To his right he saw a gun shop and shooting range that advertised discounts on fireworks. So many cars and trucks began to signal their turn into the parking lot that Marshall pulled into the left lane and slowed slightly to look, the way someone would decelerate to look at an accident: trucks were clustered in the lot, appearing as small as toys below the huge brown bear that loomed outside the store,
its mouth opened in a red-tongued roar, its teeth the size of Roman candles. Beside the bear, he saw briefly as he glanced past McCallum, was a ride of some sort: a twirling disk with handles gripped by children, further dwarfed in the adult world by a thirty-foot bear. He thought again of McCallum’s son—whether seeing children brought him to McCallum’s mind, or whether, as it seemed, he’d written the boy off. Unless he asked, there would be no answer to that question, he could tell. He rolled up his window against the evening coolness, continued surveying the land. He thought that what he and Sonja might need was a change of scene, that they might explore the possibility of living elsewhere, someplace less harsh than New Hampshire, a place where spring came earlier. Though the problem didn’t have to do with long winters, but with her infatuation with Tony. Which she said had ended.
“If you pass another one of those places, we should get some fireworks, set them off in a field. Celebrate my being alive,” McCallum said.
“Do you think about your son?” he blurted out.
A moment’s delay before McCallum spoke. “Probably as much as you think about your wife.”
“I can’t stop thinking about her. The situation, really.

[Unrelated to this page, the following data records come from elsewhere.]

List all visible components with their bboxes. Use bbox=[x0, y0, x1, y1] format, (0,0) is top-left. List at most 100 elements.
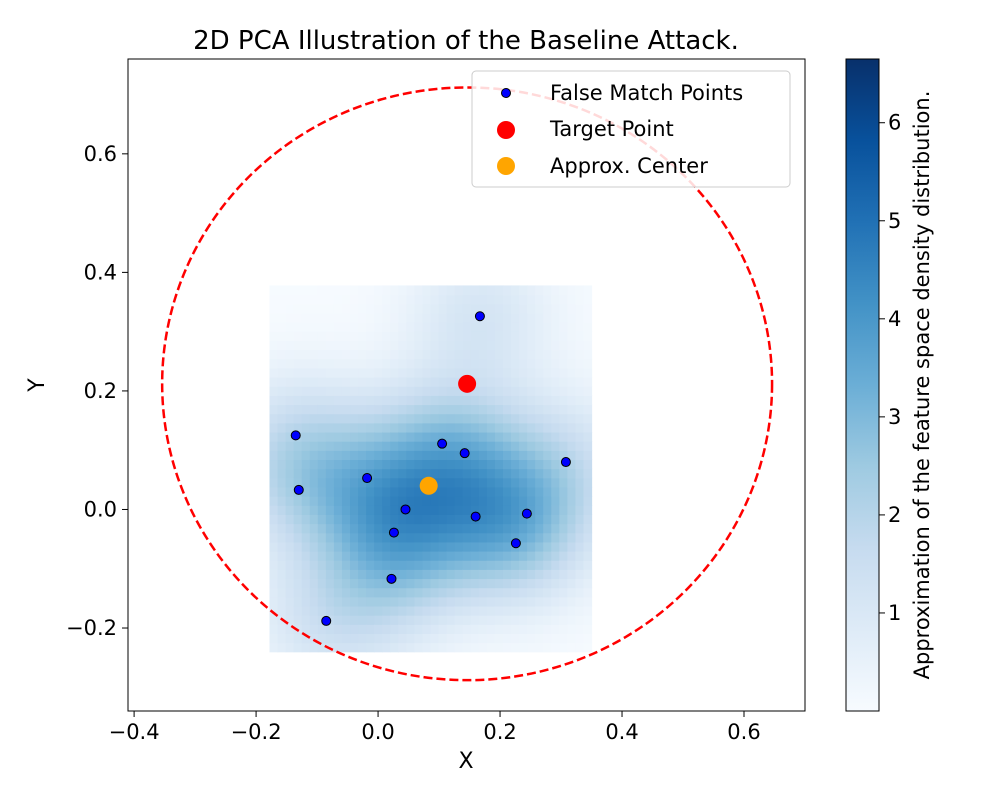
heatmap-cell bbox=[325, 578, 335, 589]
heatmap-cell bbox=[511, 468, 520, 479]
heatmap-cell bbox=[567, 358, 577, 369]
heatmap-cell bbox=[309, 477, 319, 488]
heatmap-cell bbox=[325, 505, 335, 515]
heatmap-cell bbox=[269, 413, 279, 424]
heatmap-cell bbox=[358, 340, 367, 351]
heatmap-cell bbox=[277, 450, 287, 461]
heatmap-cell bbox=[454, 349, 464, 360]
heatmap-cell bbox=[486, 550, 496, 561]
heatmap-cell bbox=[583, 624, 593, 635]
heatmap-cell bbox=[333, 486, 343, 497]
heatmap-cell bbox=[478, 386, 488, 396]
colorbar-label: Approximation of the feature space densi… bbox=[910, 91, 934, 680]
heatmap-cell bbox=[382, 596, 391, 607]
heatmap-cell bbox=[398, 615, 407, 625]
heatmap-cell bbox=[366, 303, 375, 314]
heatmap-cell bbox=[301, 550, 311, 561]
heatmap-cell bbox=[374, 312, 383, 323]
heatmap-cell bbox=[406, 413, 416, 424]
heatmap-cell bbox=[406, 496, 416, 506]
heatmap-cell bbox=[511, 587, 520, 598]
heatmap-cell bbox=[414, 422, 424, 433]
heatmap-cell bbox=[358, 459, 367, 470]
heatmap-cell bbox=[285, 367, 295, 378]
heatmap-cell bbox=[559, 550, 568, 561]
heatmap-cell bbox=[559, 340, 568, 351]
heatmap-cell bbox=[575, 285, 585, 296]
heatmap-cell bbox=[309, 404, 319, 415]
heatmap-cell bbox=[414, 541, 424, 552]
heatmap-cell bbox=[559, 624, 568, 635]
legend-label-target: Target Point bbox=[549, 117, 674, 141]
heatmap-cell bbox=[502, 496, 512, 506]
heatmap-cell bbox=[454, 312, 464, 323]
heatmap-cell bbox=[333, 441, 343, 451]
heatmap-cell bbox=[398, 431, 407, 442]
heatmap-cell bbox=[551, 367, 560, 378]
heatmap-cell bbox=[486, 312, 496, 323]
heatmap-cell bbox=[430, 642, 440, 653]
heatmap-cell bbox=[285, 532, 295, 543]
heatmap-cell bbox=[478, 404, 488, 415]
heatmap-cell bbox=[374, 285, 383, 296]
heatmap-cell bbox=[527, 340, 536, 351]
heatmap-cell bbox=[366, 459, 375, 470]
heatmap-cell bbox=[325, 569, 335, 580]
heatmap-cell bbox=[519, 532, 528, 543]
heatmap-cell bbox=[470, 331, 480, 341]
heatmap-cell bbox=[390, 395, 399, 406]
heatmap-cell bbox=[535, 441, 544, 451]
heatmap-cell bbox=[358, 642, 367, 653]
heatmap-cell bbox=[446, 422, 456, 433]
heatmap-cell bbox=[470, 624, 480, 635]
heatmap-cell bbox=[486, 450, 496, 461]
heatmap-cell bbox=[285, 578, 295, 589]
heatmap-cell bbox=[502, 624, 512, 635]
heatmap-cell bbox=[341, 605, 351, 616]
heatmap-cell bbox=[446, 431, 456, 442]
heatmap-cell bbox=[277, 331, 287, 341]
heatmap-cell bbox=[486, 642, 496, 653]
heatmap-cell bbox=[382, 358, 391, 369]
heatmap-cell bbox=[358, 505, 367, 515]
heatmap-cell bbox=[470, 596, 480, 607]
heatmap-cell bbox=[382, 560, 391, 570]
heatmap-cell bbox=[486, 624, 496, 635]
heatmap-cell bbox=[390, 477, 399, 488]
heatmap-cell bbox=[382, 377, 391, 387]
heatmap-cell bbox=[398, 514, 407, 525]
heatmap-cell bbox=[358, 587, 367, 598]
heatmap-cell bbox=[559, 386, 568, 396]
heatmap-cell bbox=[374, 624, 383, 635]
heatmap-cell bbox=[390, 596, 399, 607]
heatmap-cell bbox=[494, 386, 504, 396]
heatmap-cell bbox=[293, 541, 303, 552]
heatmap-cell bbox=[382, 312, 391, 323]
heatmap-cell bbox=[414, 441, 424, 451]
false-match-point bbox=[474, 311, 485, 322]
heatmap-cell bbox=[269, 431, 279, 442]
heatmap-cell bbox=[583, 486, 593, 497]
heatmap-cell bbox=[358, 450, 367, 461]
heatmap-cell bbox=[406, 532, 416, 543]
heatmap-cell bbox=[543, 377, 552, 387]
heatmap-cell bbox=[494, 560, 504, 570]
heatmap-cell bbox=[422, 358, 432, 369]
heatmap-cell bbox=[325, 523, 335, 534]
heatmap-cell bbox=[382, 514, 391, 525]
heatmap-cell bbox=[374, 395, 383, 406]
heatmap-cell bbox=[575, 550, 585, 561]
heatmap-cell bbox=[301, 367, 311, 378]
heatmap-cell bbox=[454, 404, 464, 415]
heatmap-cell bbox=[309, 349, 319, 360]
heatmap-cell bbox=[269, 569, 279, 580]
heatmap-cell bbox=[317, 642, 327, 653]
heatmap-cell bbox=[575, 578, 585, 589]
heatmap-cell bbox=[527, 560, 536, 570]
heatmap-cell bbox=[382, 386, 391, 396]
heatmap-cell bbox=[317, 587, 327, 598]
heatmap-cell bbox=[366, 587, 375, 598]
heatmap-cell bbox=[398, 303, 407, 314]
heatmap-cell bbox=[422, 596, 432, 607]
heatmap-cell bbox=[309, 633, 319, 644]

Not her in particular.”
“Maybe that’s the problem,” McCallum said. “Maybe you’ve seen her as part of a situation, but you haven’t seen her in her own right. Good armchair-shrink speculation, don’t you think?”
“It might be true,” Marshall said.
“Might be, but what do I know?” He looked at Marshall. “How come you used to get so mad when I said you were my friend, now all of a sudden it’s just an accepted fact?”
“You persuaded me,” Marshall said. “With your many virtues.”
“Being?” McCallum said. “That the suggestion we hit the road came along at just the right time? Think things over yourself; see your brother; check out your sweetie.”
“You’ve got to be kidding.”
“You told me how guilty you feel about her dropping out of school. Come on—all I said was that you were sweet on her.”
“Only in your mind.”
“Not true, but I won’t argue because backing down is another one of my many virtues.”
“Your wife thought you were pretty domineering,” Marshall said.
McCallum shrugged. “What’s this?” he said. “You playing nyaa-nyaa-nyaa all of a sudden? For a while, she liked the way I was,” he said. “Only thing I went too far with was keeping after her about getting the kid on some medicine, which she construed as my wanting to shoot tranquillizer darts in him like he was a charging rhino—and of course I hoped she’d abort the next one.”
“I can’t believe my bad timing, to call just when …”
“Bad timing, good timing, I don’t know,” McCallum said. “I sort of like the idea of her in jail. Excuse me: in the prison psychiatric ward.”
“I still don’t see how a person would do something like that as a response to another person’s sarcasm.”